Yahoo! Is Too Cheap – How to Profit Now and In The Long Term

October 16, 2006 at 9:07 pm  ·  Category: Options, Stocks

Since reporting 2nd quarter earnings 3 months ago, on Tuesday July 18, 2006 after the close, Yahoo’s stock (NASDAQ: YHOO) has been absolutely hammered.  When it announced 2nd quarter results, it also announced that it will delay the release of its new online advertising platform, I believe it is called Panama. 

It closed at $32.24 on Tuesday July 18.  The stock got hammered the following day, down $7.04 to close at $25.20 – 204 million of Yahoo’s 1,381 million shares outstanding, almost 15% of the company, traded hands that day. 

After that, the stock trended back upwards to to close at $29.00 on Monday September 18 – exactly 4 weeks ago.  The next day, however, at a New York investment conference CEO Terry Semel and CFO Susan Decker announced that slowing online ad growth from auto and financial companies would cause the company’s revenue to be at the lower end of the estimates it gave in July. 

As soon as they said this, the stock started to get hit.  Over the course of the day, it lost $3.25 to close at $25.75 – pretty much giving back all the gains it had made since the first announcement of Panama’s delay.  128 million shares, more than 9% of the company, traded hands.

Personally I’m wondering what all the fuss is about.  It seems to me like alot of people panicked for no really good reason.  So what if the online advertising platform is to be delayed?  So what if revenue is going to come in a little light?  This is the still one of the two premier internet properties in the world at a time when the internet is growing exponentially and is becoming increasingly important to everyday and business life.  This trend, which is what really matters, continues to be in place. 

What it’s done is given us a great opportuntity to own a great company.  With an enterprise value of around $33 billion Yahoo! had $1.3 billion in free cash flow in 2005 – for a trailing EV/FCF ratio of around 25.  Revenues grew about 26% in the 2nd quarter, operating cash flow by 35%, and free cash flow by 19% – on a tough compare because Yahoo! had about $1 billion in extra income in the 2nd quarter of 2005 due the sale of some Google stock it had acquired. 

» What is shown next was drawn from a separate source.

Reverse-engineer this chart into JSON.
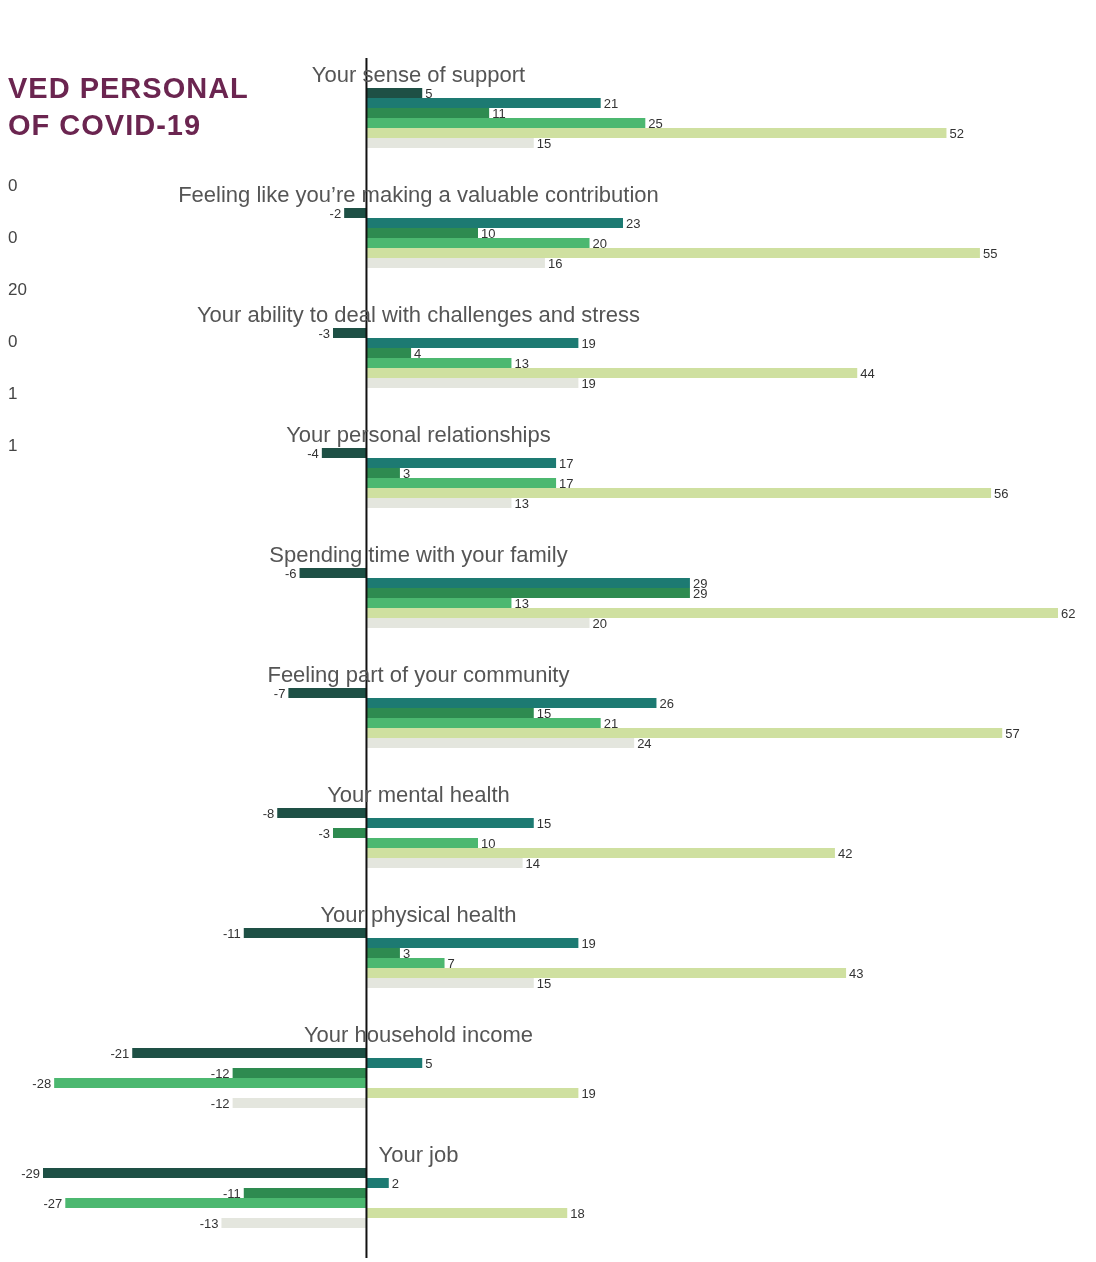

This is cheaper than Google (NASDAQ: GOOG), which at today’s close of $421.75 has an enterprise value of around $121 billion.  With $1.6 billion in free cash in 2005, that’s a trailing EV/FCF ratio of just under 75.  Google is growing about three times as fast in terms of revenue and twice as fast in terms of operating cash flow and so it deserves higher multiple than Yahoo.  But if it deserves a multiple 2 times higher that would be 50.  So, relatively speaking, Yahoo is cheaper. 

So, even though we are entering what I see as a severe economic slowdown in which advertising is likely to get hard, I think Yahoo is too compelling to pass up at this price.  The strong growth of online advertising should cushion the blow to Yahoo. 

I also think we can profit in the short run.  Yahoo is reporting 3rd quarter earnings tomorrow (Tue Oct 17) after the close.  Because I think the bad news is priced into the stock I suggest selling Yahoo Oct06 $25 puts.  Selling them means that you agree to buy shares of Yahoo at $25 from anytime between now and Friday should the person you sell the puts to want to sell them.  He will want to do so if the stock is trading below $25. 

Now, we don’t need Yahoo to rally above $25 to make money on this trade.  Because the current price for Yahoo Oct06 $25 puts is $1.35 we will get that money when we sell the puts.  That means that as long as Yahoo doesn’t fall below $23.65 ($25 – $1.35) we will make money on this trade.  That represents about a 2.2% fall from the $24.18 at which Yahoo closed today.  Unless Yahoo reports some pretty bad news, I can’t see the stock falling that much given how much its fallen recently.  The bad news seems like its already priced into the stock.  If we can get a 3.4% bounce to $25 we won’t have to buy any stock at $25 and we’ll just pocket the entire price of the put.  Wouldn’t that be sweet!

Now, you can just stop there.  However, if you believe with me that the bad news is priced into the stock already and an in line quarter, without any unexpected bad news, will cause the stock to bounce you might want to buy some calls as well.  I suggest the Oct06 $22.50 calls which closed today at $2 each.  If the stock can rally just 1.3% from today’s close to $24.50 we’ll be at the break even point – everything above that will be profit.

Note: the above calculations on the options trade exclude transaction costs which can be significant when trading options due to higher commissions and smaller investment capital.